I had been planning to get to work on some of the things that Rakudo had requested involving Packfiles next, but after talking to plobsing we’ve decided to hold off on those things for now and push them off until the end of summer. He’s given me the abbreviated version of the requests, and they sound doable, but I have a lot of research left to do before I feel competent talking about those things here on my blog, much less roll my sleeves up and start fiddling with the code. He instead is interested in starting to do some concurrency work now, and I’m going to set my sights on the meta-object model instead. I’ve also volunteered to offer some support for the concurrency project.
The general priorities for the 4.0 release, roughly sorted in order of both what we want and what I think people are actually going to be working towards, are as follows: basic concurrency work and thread-safety (plobsing and myself), 6model and MOP improvements (I’m trying to assemble a team. Currently it’s Tene and myself), packfile improvements (plobsing and myself), Lorito prototypes (cotto and dukeleto), and completing the work to excise IMCC from libparrot (I need this for my own personal sanity). In addition, bacek is still working hard on his JIT prototype work, and we have a series of very interesting GSoC projects which need our support. When you start adding up the things that we can plausibly deliver before 4.0, it really amounts to quite an impressive amount of stuff. I hope we do half as well.
Today I’m going to talk about the meta-object model work that I am planning to start soon. This is the first of what will indoubtably become a lengthy series of posts on the topic, and is likely to be the least complete and most ignorant from among them.
The basic plan for our object model going forward is to adopt 6model as the basis of a new MOP system for Parrot. It and the things we will build on top of it should provide the functionality that Parrot currently provides, and should enable even more new features and optimization opportunities in the future. Because it was designed to run on top of Parrot and to cater to the needs of Perl 6 it doesn’t quite have everything that we need out of the box and might not integrate cleanly. However, it does give us a great opportunity to throw out the baby with the bathwater and clean up some of the biggest problems in our current object model. We also need to be cognizant of the fact that the object model refactors are going to take a long time and be very involved.

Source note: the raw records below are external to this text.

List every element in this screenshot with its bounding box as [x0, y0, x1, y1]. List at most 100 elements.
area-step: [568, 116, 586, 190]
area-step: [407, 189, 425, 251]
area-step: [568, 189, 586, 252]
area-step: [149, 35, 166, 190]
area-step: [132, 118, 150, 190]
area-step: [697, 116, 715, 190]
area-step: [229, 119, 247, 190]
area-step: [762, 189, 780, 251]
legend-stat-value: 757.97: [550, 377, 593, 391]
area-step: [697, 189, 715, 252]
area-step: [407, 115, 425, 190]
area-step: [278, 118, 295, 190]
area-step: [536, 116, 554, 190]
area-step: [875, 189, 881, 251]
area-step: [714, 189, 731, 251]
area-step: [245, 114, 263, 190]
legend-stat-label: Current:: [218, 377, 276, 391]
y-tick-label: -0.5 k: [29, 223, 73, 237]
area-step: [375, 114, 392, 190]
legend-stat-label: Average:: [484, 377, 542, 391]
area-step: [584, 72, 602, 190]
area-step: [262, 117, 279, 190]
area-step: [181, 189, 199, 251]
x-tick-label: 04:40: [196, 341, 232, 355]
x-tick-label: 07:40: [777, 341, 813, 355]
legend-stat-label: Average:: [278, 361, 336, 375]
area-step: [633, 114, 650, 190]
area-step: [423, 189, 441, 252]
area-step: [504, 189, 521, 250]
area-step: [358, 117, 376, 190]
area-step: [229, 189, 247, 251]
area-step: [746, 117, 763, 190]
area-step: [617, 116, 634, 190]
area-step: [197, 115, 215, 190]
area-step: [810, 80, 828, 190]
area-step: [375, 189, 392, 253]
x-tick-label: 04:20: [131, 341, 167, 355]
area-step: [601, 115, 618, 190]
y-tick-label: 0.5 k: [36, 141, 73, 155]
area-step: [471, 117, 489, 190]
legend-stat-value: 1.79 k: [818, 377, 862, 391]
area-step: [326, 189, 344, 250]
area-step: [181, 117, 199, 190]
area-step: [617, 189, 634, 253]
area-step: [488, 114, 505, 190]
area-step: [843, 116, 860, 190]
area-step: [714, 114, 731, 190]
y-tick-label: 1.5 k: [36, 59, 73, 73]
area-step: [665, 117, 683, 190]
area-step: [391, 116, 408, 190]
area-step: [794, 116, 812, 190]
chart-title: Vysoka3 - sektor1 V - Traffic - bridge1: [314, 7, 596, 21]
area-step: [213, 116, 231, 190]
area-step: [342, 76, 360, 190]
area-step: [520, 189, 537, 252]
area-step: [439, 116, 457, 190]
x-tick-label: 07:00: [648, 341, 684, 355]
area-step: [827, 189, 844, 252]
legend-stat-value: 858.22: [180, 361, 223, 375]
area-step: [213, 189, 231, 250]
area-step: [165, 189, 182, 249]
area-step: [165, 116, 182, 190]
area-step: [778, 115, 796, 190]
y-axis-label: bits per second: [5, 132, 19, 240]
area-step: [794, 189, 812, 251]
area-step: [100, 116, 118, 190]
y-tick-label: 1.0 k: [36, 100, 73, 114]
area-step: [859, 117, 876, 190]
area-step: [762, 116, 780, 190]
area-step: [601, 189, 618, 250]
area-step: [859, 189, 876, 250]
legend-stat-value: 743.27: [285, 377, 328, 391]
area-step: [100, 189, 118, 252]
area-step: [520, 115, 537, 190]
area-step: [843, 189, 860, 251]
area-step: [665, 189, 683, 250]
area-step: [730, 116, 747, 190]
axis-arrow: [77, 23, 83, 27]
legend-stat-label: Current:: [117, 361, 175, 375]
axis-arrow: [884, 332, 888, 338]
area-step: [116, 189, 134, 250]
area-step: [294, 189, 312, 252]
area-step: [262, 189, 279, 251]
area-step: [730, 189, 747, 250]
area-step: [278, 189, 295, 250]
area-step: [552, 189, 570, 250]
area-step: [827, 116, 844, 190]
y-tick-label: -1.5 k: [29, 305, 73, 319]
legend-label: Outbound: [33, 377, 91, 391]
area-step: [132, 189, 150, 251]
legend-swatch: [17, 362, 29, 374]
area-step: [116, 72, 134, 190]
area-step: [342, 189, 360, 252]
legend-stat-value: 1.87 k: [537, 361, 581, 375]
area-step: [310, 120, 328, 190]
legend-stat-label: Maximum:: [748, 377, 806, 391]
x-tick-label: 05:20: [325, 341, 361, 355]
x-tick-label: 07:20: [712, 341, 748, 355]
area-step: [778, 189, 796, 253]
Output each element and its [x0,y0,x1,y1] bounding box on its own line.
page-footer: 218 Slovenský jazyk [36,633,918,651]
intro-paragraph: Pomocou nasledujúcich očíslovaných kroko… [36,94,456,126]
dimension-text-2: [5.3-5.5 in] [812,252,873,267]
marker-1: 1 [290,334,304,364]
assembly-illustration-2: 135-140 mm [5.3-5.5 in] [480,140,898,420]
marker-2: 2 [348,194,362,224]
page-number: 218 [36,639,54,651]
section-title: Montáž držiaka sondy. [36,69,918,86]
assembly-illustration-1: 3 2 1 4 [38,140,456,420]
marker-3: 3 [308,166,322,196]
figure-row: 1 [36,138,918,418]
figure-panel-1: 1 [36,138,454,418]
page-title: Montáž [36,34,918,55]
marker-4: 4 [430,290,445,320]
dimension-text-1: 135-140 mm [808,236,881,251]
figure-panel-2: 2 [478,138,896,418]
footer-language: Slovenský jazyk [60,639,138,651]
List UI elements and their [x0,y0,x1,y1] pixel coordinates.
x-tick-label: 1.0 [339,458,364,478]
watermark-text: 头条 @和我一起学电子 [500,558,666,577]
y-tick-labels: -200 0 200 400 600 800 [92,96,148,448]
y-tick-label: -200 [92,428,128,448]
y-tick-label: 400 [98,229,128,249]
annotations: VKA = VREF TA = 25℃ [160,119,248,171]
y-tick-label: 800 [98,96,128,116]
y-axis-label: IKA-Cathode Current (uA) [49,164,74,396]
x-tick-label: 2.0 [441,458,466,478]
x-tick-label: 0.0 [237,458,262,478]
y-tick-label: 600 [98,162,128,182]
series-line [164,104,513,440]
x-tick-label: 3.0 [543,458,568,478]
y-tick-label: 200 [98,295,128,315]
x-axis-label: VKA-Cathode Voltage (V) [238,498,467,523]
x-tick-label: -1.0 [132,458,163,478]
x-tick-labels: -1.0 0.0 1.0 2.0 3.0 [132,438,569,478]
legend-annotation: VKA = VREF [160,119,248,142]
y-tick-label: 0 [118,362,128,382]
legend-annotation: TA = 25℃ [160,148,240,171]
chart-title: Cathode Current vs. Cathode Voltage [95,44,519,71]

They will be occuring before, during, and after several other big changes to other important subsystems. The object model is not being refactored and rewritten in a vacuum, we need to be aware of work in other subsystems like GC, JIT, Concurrency, Lorito and Packfiles, among others.
The basic high-level plan to bring 6model into Parrot goes like this: We bring 6model into Parrot, in parallel with our current object system. Then we start migrating our current system to run on top of 6 model. Then we start tearing down the walls and exposing 6model more directly to the user. Along the way we want to fix a huge number of problems and inefficiencies throughout Parrot. The way I figure it, if we’re going to do this project we should do it right, and that means getting rid of some of the rubbish we’ve been dealing with (and dealing around) for some time.
Some of the problems I really would like to address are: inheritance between built-in types and PIR-defined types, multi-pass PMC type initialization at Parrot startup, vtable bloat, various inefficiencies with attribute storage (especially in Object), improvement of Class and Role types, ability to allow roles and mixins for built-in types, making it easier and cheaper to compose roles and build multiple-inheritance heirarchies, exposing the multiple inheritance linearization logic to the HLL, making subclasses of built-in types much less expensive, and a handful of other things.
Not all of these things are going to be perfectly fixed any time soon, especially not before Lorito lands, but I would like to take the time to consider all of them.
Interestingly enough, chromatic posted a very related post about this very topic on his blog.
I’m not convinced that chromatic is talking to a Parrot-centric audience in that post. In fact, I’m very convinced that he is holding Parrot up as an example of what not to do to a Perl5-centric audience. No matter. We can all learn from the bad example Parrot is setting. Let’s face facts: The current Parrot object model can be summed up with two simple adjectives: stagnant and disappointing.
Fixing the object model and improving it so it can be better in the future are both extremely important tasks for the viability of Parrot. We need object model improvements in a very bad way. 6model is a kind of low-level tool that we would like to insert as the basis for a new system and the kinds of radical improvements that I think we want and need. In subsequent posts, as I get more concrete ideas in my head about what we need to do and what order we should try to do them in, I’m going to be filling in some of the details. The hard part in all of this, as I mentioned above, is trying to keep track of the work and the planning that is going into GC, concurrency, and Lorito. We are all going to have to try extremely hard to make sure all these fancy new systems work well together, and aren’t designed separately without accomodation.
In subsequent posts I’m going to talk about some of the problems with our current object model (and some proposals for solutions), and 6model. I’ll be talking about what 6model is, what it provides and how we are going to get it into Parrot. I’ll also be blogging about progress once we start the actual work. Jonathan Worthington is starting the work to port Rakudo over to 6model, and we both expect 6model will need to be changed a little bit during that process. Once he has made some progress and things calm down a little bit, we will start porting it into Parrot and building a new object model on top of it.